Übelste antisemitische Facebookposts
37-Jähriger wegen Volksverhetzung zu 900 Euro Geldstrafe verurteilt
01.09.2015 / FULDA -
Wegen Volksverhetzung und Störung des öffentlichen Frieden durch Androhung von Straftaten wurde heute am Amtsgericht Fulda ein 37-Jähriger Arbeitsloser zu einer Geldstrafe von 900 Euro verurteilt. Es handelte sich um einen ebenso ungewöhnlichen wie abstoßenden Fall von übelster antisemitischer Hetze via Facebook. Der Angeklagte hatte gestanden, im Oktober 2014 in seinem allgemein öffentlich zugänglichen Account auf Facebook ein Schreiben verfasst zu haben, in dem er einer Frau Jennifer P., welche jüdischen Glaubens ist, den Tod durch das Giftgas „Zyklon B“ wünschte. In einer anschließenden Passage hatte der Angeklagte geschrieben: "6 Millionen zufriedener Kunden können nicht irren!", um damit zum Ausdruck zu bringen, dass er mit dem Mord der Nationalsozialisten an sechs Millionen Juden einverstanden sei. In einem weiteren Schreiben vom Januar 2015 veröffentlichte der Angeklagte wiederum in seinem allgemein öffentlich zugänglichen Facebook-Account einen Text, in dem er androht, in der Zukunft eine Vielzahl von „Untermenschen“ zu töten bzw. schwerst zu verletzen. Zur Anzeige gebracht wurden diese Einträge nicht von der mit dem Tod bedrohten, beschimpften und beleidigten Frau, sondern von einem besorgten Dritten.

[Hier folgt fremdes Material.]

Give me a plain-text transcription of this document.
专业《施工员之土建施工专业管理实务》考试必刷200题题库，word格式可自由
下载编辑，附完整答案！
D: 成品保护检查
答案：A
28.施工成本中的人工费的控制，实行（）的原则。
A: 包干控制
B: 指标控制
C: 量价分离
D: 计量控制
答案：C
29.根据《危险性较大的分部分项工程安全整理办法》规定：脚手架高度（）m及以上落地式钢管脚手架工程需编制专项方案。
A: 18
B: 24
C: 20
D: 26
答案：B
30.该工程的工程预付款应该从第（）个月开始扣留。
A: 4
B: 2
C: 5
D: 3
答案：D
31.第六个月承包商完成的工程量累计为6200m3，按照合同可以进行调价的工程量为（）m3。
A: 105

Der nicht vorbestrafte Angeklagte, der auf einen Verteidiger verzichtet hatte, bekannte sich gleich zu Beginn der Verhandlung als schuldig. Die beiden Facebook-Eintragungen seien "selbst für meine Verhältnisse besonders bösartig" gewesen. Das sei durch nichts zu rechtfertigen und zu entschuldigen, er bedauere seine Einlassungen zutiefst. Zu seiner Entlastung beteuerte er dem Gericht, er sei weder Antisemit noch Rassist oder rechtsradikal. Stattdessen seien die Einträge durch vorhergehenden Alkoholkonsum und Selbsthass ausgelöst worden. Er sei nicht davon ausgegangen, dass irgendjemand das ernst nehmen werde. "Sehen Sie mich an: kein Mensch hat Angst vor mir, ich bin kein Terminator!"
Er könne selbst nicht glauben, dass er diese Texte geschrieben habe.

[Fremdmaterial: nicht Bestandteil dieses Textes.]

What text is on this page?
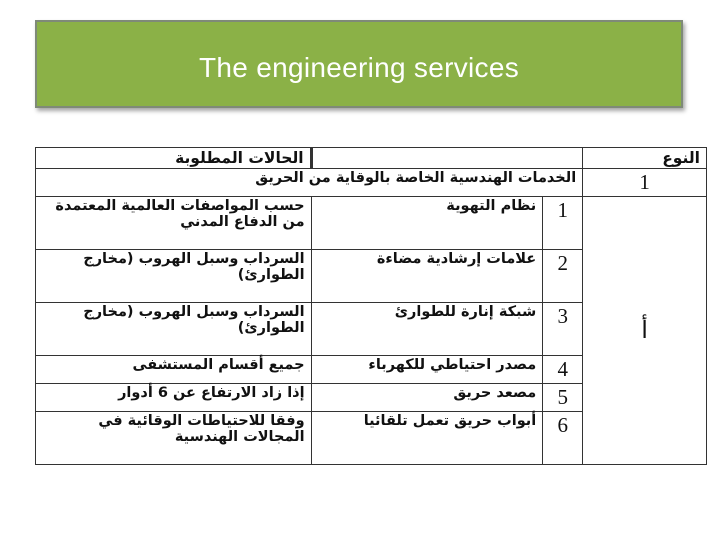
The engineering services
النوع			الحالات المطلوبة
1	الخدمات الهندسية الخاصة بالوقاية من الحريق		
أ	1	نظام التهوية	حسب المواصفات العالمية المعتمدة من الدفاع المدني
	2	علامات إرشادية مضاءة	السرداب وسبل الهروب (مخارج الطوارئ)
	3	شبكة إنارة للطوارئ	السرداب وسبل الهروب (مخارج الطوارئ)
	4	مصدر احتياطي للكهرباء	جميع أقسام المستشفى
	5	مصعد حريق	إذا زاد الارتفاع عن 6 أدوار
	6	أبواب حريق تعمل تلقائيا	وفقا للاحتياطات الوقائية في المجالات الهندسية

Richter Ulrich Jahn hielt dagegen, dass der Facebook-Account öffentlich zugänglich gewesen sei und mit einem martialischen Foto versehen war, auf dem ein Maskenmann mit einem großen Messer abgebildet war. "Niemand konnte wissen, dass dieser Eintrag angeblich harmlos gemeint war." Auch die angebliche Alkoholisierung des 37-Jährigen ließ Jahn nicht als Entlastung gelten, sondern wertete sie als Schutzbehauptung. In keinem der beiden Einträge sei auch nur ein einziger Tippfehler gewesen.
Staatsanwalt Greyer sah nach der Beweisaufnahme die Tatvorwürfe bestätigt. Für den Angeklagten spreche dessen Geständnis und die Tatsache, dass er nicht vorbestraft sei. Die verbale Radikalisierung sei tatsächlich dazu geeignet gewesen, den öffentlichen Frieden zu stören und müsse mit einer erheblichen Geldstrafe sanktioniert werden. Er plädierte für 90 Tagessätze á 10 Euro.

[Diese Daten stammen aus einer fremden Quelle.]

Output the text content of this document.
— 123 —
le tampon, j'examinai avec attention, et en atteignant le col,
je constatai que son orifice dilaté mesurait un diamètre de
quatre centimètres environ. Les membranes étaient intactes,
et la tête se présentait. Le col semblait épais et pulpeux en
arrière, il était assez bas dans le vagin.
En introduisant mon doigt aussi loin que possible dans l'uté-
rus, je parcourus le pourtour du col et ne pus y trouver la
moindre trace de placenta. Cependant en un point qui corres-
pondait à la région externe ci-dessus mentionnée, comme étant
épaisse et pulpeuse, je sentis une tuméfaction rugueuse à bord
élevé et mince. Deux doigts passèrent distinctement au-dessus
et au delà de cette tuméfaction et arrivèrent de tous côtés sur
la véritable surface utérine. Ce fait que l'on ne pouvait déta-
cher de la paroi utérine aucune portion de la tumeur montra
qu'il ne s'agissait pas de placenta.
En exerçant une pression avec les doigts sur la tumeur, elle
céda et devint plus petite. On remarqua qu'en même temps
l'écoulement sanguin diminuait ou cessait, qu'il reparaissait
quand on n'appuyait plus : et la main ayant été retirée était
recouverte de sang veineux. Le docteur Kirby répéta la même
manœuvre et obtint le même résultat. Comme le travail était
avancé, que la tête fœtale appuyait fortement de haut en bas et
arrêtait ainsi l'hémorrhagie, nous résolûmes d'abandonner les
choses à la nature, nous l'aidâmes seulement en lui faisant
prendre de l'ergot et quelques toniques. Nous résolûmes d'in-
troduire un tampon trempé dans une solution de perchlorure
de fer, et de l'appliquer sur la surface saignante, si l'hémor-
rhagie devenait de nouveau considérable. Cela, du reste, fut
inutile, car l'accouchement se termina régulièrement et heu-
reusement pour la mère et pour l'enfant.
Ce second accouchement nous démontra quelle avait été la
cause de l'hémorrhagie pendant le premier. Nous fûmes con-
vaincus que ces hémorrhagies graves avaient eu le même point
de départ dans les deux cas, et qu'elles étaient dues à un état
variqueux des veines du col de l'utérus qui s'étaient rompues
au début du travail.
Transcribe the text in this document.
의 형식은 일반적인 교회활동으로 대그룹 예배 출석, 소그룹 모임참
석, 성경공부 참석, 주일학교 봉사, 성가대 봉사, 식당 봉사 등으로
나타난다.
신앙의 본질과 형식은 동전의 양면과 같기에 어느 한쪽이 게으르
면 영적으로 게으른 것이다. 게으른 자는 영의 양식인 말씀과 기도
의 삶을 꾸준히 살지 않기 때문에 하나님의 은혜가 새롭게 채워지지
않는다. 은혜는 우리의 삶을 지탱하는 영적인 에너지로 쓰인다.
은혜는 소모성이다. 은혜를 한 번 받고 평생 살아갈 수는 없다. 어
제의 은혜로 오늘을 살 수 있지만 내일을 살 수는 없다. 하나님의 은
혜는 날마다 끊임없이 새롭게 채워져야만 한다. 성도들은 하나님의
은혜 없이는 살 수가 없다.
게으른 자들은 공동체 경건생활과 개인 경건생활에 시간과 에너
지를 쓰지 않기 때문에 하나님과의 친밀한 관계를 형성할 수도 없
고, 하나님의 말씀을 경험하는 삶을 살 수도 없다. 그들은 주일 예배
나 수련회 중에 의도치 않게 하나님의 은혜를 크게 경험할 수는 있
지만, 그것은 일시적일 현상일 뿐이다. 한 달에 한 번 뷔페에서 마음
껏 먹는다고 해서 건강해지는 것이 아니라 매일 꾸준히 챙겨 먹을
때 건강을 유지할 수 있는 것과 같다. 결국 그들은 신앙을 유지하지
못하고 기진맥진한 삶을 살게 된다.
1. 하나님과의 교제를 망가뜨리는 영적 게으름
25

Diesem Strafmaß schloss sich Richter Jahn in seinem Urteil an und wies eigens darauf hin, dass der Gesetzgeber für Eigentumsdelikte ein höheres Strafmaß vorsehe als für diesen Fall. Der 37-Jährige bedankte sich abschließend beim Gericht, er habe damit gerechnet, "ins Kittchen zu wandern". Er sei mit einem blauen Auge davon gekommen.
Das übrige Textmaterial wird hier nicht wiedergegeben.